One of stops at Computex was at the Phanteks suite, where we witnessed their Enthoo chassis display, including the Evolv ITX and Evolv ATX and the new Enthoo Pro M. You may recall our previous in-depth look at the Enthoo Evolv ITX here, and pictured below:
As you can see when comparing the pictures above and below, Phanteks has listened to user’s response and moved the I/O panel from the side of the chassis to the top of the front. An excellent move on their part!

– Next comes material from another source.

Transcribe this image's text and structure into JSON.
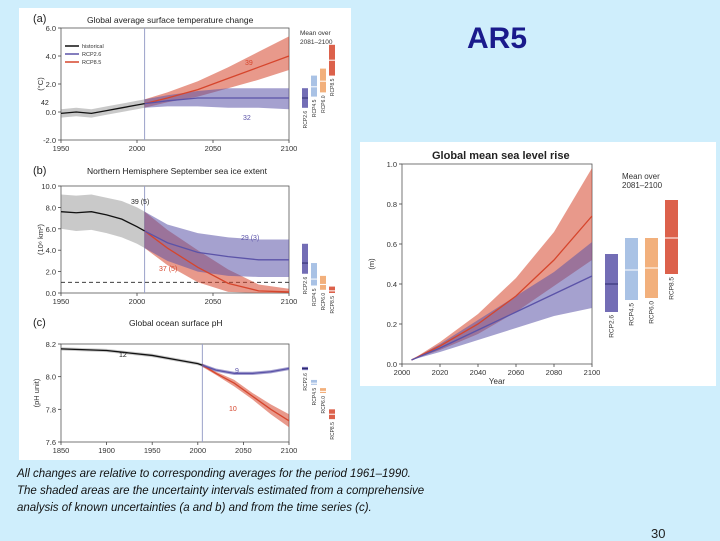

The Enthoo Evolv ATX is a gorgeous chassis to start. It features 3mm aluminium that provides it with it’s gorgeous exoskeleton. Also to be noted, the front I/O controls have been moved to the top of the front of the chassis, much more accessible to the end user them its previous placement. The drive bags are completely modular, allowing you to mount as many drives as you wish in any configuration you would like. The Evolv ATX will feature a cool $179 price tag, which we believe is fairly competitive with other aluminum chassis’. It will be available in two colors: Satin Black and Anthracite Gray.
Building upon the Enthoo Evolv ATX, the Pro M is geared towards a more entry level market. To say it best, it is the Evolv ATX, stripped of its aluminium exoskeleton, however still featuring the fully modular drive bay inside for maximum customization and airflow. As well, the Pro M features the removable mounting bay found at the top of the interior of the chassis, which allows you to mount fans or AIO coolers. We found this to be extremely accessible and an innovative design concept. Best of all, the Pro M will be rocking a $79 price point upon its availability. This could potentially make it one of the, if not the best PC chassis that money can buy. It is a premium case, in terms of features, and boasts a very competitive price point.
Lastly, we were introduced to a new development to the Enthoo Mini XL, which is the PSU Power Splitter. As exact as it sounds, the power splitter enables you to custom build two systems within the Enthoo Mini XL, without having to worry about your power supply powering one or the other at a particular time. It enables you to individually control the power to each system.